Transport et logistique : un pilier de l'économie française

Pour apporter des arguments au débat public et valoriser la filière du transport et de la logistique, l’Union TLF a mandaté une étude auprès du cabinet Asterès, sous l’égide de l’économiste Nicolas Bouzou, afin de savoir ce qu’elle représente en termes d’emplois et de croissance.
Ainsi, le secteur occupe une place importante dans l’emploi en France : il représente plus de 40 000 établissements employeurs avec 75,6 % des offres d’emploi qui sont des CDI, et 81 % des postes qui se situent en région (hors Île-de-France).
La filière offre également 64,2 % d’accès à l’emploi dans les six mois après la formation contre 58,4 % tous secteurs confondus et ce chiffre monte même à 72,1 % pour les conducteurs poids lourds. En outre, plus de 400 millions d’euros sont investis chaque année par la branche dans la formation et les compétences des salariés.

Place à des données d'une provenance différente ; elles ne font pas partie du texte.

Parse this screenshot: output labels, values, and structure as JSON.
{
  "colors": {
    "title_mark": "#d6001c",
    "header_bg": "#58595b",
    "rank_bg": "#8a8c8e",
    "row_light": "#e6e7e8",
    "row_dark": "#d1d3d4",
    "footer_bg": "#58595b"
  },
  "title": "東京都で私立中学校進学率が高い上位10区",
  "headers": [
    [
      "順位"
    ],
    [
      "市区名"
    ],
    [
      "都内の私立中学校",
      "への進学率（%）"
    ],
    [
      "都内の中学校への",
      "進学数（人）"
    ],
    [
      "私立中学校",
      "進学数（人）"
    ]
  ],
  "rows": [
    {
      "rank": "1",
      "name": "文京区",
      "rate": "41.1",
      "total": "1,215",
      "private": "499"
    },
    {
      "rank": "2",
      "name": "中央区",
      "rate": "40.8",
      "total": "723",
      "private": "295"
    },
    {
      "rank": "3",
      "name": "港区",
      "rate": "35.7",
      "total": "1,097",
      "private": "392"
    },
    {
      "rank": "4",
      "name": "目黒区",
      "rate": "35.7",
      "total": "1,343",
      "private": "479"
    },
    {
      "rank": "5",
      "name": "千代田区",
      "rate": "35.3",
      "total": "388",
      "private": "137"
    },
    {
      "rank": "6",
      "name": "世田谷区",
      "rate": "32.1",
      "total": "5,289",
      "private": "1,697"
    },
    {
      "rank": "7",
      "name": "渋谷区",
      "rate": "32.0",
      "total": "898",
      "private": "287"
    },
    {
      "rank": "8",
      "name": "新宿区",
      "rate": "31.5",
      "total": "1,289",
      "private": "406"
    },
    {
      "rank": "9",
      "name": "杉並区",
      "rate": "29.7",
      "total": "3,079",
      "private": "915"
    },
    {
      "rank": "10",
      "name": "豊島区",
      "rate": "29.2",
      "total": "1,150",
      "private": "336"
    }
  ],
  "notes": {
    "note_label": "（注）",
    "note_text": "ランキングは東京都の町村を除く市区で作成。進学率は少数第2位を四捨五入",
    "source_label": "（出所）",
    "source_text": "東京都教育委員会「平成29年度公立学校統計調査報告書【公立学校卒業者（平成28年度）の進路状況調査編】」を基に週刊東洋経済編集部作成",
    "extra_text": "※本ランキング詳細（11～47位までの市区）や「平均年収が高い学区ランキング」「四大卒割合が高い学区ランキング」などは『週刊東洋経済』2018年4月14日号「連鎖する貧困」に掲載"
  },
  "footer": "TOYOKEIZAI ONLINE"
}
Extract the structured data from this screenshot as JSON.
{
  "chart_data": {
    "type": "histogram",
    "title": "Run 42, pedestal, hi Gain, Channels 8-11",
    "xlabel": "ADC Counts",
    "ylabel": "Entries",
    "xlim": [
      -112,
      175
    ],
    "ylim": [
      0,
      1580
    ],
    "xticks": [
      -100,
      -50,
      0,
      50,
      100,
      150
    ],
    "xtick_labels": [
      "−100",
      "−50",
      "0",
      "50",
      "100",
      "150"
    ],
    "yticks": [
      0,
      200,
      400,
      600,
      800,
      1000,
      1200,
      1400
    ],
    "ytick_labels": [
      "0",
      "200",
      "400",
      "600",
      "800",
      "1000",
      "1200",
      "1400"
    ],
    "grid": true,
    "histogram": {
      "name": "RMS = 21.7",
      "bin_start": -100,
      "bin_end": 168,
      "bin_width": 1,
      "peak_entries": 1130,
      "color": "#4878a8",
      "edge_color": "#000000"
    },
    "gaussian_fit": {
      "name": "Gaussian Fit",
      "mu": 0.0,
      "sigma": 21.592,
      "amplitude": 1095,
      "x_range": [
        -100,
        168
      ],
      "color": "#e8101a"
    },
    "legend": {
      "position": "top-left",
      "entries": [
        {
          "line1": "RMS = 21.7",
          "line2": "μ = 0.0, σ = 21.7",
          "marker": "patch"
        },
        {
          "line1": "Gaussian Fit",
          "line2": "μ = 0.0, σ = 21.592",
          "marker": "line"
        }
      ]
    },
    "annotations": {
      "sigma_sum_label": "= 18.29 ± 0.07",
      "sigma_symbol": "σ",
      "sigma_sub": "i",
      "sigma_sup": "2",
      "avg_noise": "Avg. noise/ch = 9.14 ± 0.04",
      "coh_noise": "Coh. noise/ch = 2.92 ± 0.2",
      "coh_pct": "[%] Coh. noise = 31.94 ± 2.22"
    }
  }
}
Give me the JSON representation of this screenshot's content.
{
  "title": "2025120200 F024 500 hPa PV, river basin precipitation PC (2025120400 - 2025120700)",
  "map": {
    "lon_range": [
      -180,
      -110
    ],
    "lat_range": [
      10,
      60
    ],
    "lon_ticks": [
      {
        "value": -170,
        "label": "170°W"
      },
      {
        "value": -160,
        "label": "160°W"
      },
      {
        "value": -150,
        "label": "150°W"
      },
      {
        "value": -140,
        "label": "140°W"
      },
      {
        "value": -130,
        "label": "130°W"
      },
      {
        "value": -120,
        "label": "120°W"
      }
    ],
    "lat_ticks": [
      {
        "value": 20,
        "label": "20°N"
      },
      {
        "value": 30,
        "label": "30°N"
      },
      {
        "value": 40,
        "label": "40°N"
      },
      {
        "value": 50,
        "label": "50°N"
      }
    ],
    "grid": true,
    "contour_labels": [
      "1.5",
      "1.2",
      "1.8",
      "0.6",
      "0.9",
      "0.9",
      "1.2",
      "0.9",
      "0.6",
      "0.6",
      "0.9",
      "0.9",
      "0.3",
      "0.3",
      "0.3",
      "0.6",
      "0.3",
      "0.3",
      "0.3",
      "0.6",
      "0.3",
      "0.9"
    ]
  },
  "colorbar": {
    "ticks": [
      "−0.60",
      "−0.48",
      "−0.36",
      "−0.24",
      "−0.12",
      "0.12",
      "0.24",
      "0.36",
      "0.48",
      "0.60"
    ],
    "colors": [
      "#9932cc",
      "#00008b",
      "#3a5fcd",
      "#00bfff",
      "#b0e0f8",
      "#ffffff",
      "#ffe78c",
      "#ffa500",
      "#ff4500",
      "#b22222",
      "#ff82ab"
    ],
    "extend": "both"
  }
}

Côté croissance, le transport de marchandises et la logistique soutiennent le PIB national à hauteur de 9 %. Un chiffre qui dépasse le poids de l’industrie agroalimentaire et est même trois fois supérieur au secteur de l’hébergement-restauration.
Une sous-évaluation dans les statistiques
Malgré des chiffres conséquents, l’empreinte économique est difficilement perçue dans le débat public. Ainsi, alors que la filière emploie 1,6 million de personnes en équivalent temps plein, soit 6 % de l’emploi français, 44 % d’entre eux ne figurent dans aucune statistique "transport". Il s’agit notamment, d’après l’enquête, des magasiniers, caristes et logisticiens qui sont comptabilisés dans le commerce, l'industrie, l'agriculture et les services.
À noter, le secteur global génère 267 milliards d’euros de chiffre d’affaires et 90 milliards de valeur ajoutée. Si l’on intègre "l’activité que la filière irrigue chez ses fournisseurs et via la consommation de ses salariés, sa contribution totale atteint 3,2 millions d'emplois, 574 milliards d'euros d'activité et 9 % du PIB, un montant équivalent à la totalité des exportations françaises de biens", note le rapport.
L’analyse montre ainsi qu’avec l’effet multiplicateur, chaque emploi direct de la filière en soutient un autre dans un secteur différent et que chaque euro de valeur ajoutée en génère 1,7 supplémentaire. Ainsi, cette dernière nourrit les finances publiques à hauteur de 29 milliards d’euros de recettes directes.
"La logistique, c'est un peu comme la santé : on en mesure l'importance lorsqu'elle se dégrade. Ce n'est pas une fonction support, c'est une infrastructure productive à part entière, qui conditionne la compétitivité, l'exportation et le pouvoir d'achat des ménages", déclare Nicolas Bouzou, fondateur du cabinet Asterès.
Avec ces données, l’objectif de l’Union TLF est clair, à un an de l’élection présidentielle, montrer que le secteur est un véritable levier de croissance et obtenir des "allégements réglementaires ciblés, de la visibilité pour investir, des infrastructures adaptées, une fiscalité cohérente face aux concurrents européens et un accompagnement réaliste de la transition énergétique – en particulier pour réussir l'électrification du transport routier."
"Quand un flux se grippe, chacun voit ce que nous faisons. Quand tout fonctionne, nous redevenons invisibles. Cette étude met enfin des chiffres sur une évidence : sans nous, l'économie française s'arrête. L'Union TLF ne s'arrête pas au diagnostic. En présentant cette étude, elle lance sa mobilisation pour la présidentielle 2027 : un manifeste, «Le Pacte pour une France qui livre», et la plateforme Cap 2027, où candidats, médias et citoyens suivront ses propositions et l'avancée du débat. Cinq chantiers en forment l'ossature : compétitivité, fiscalité, implantation des sites logistiques, reconquête portuaire et formation, pour faire de la logistique française un atout de souveraineté et un moteur de réindustrialisation", conclut Jean-Thomas Schmitt, président de l'Union TLF.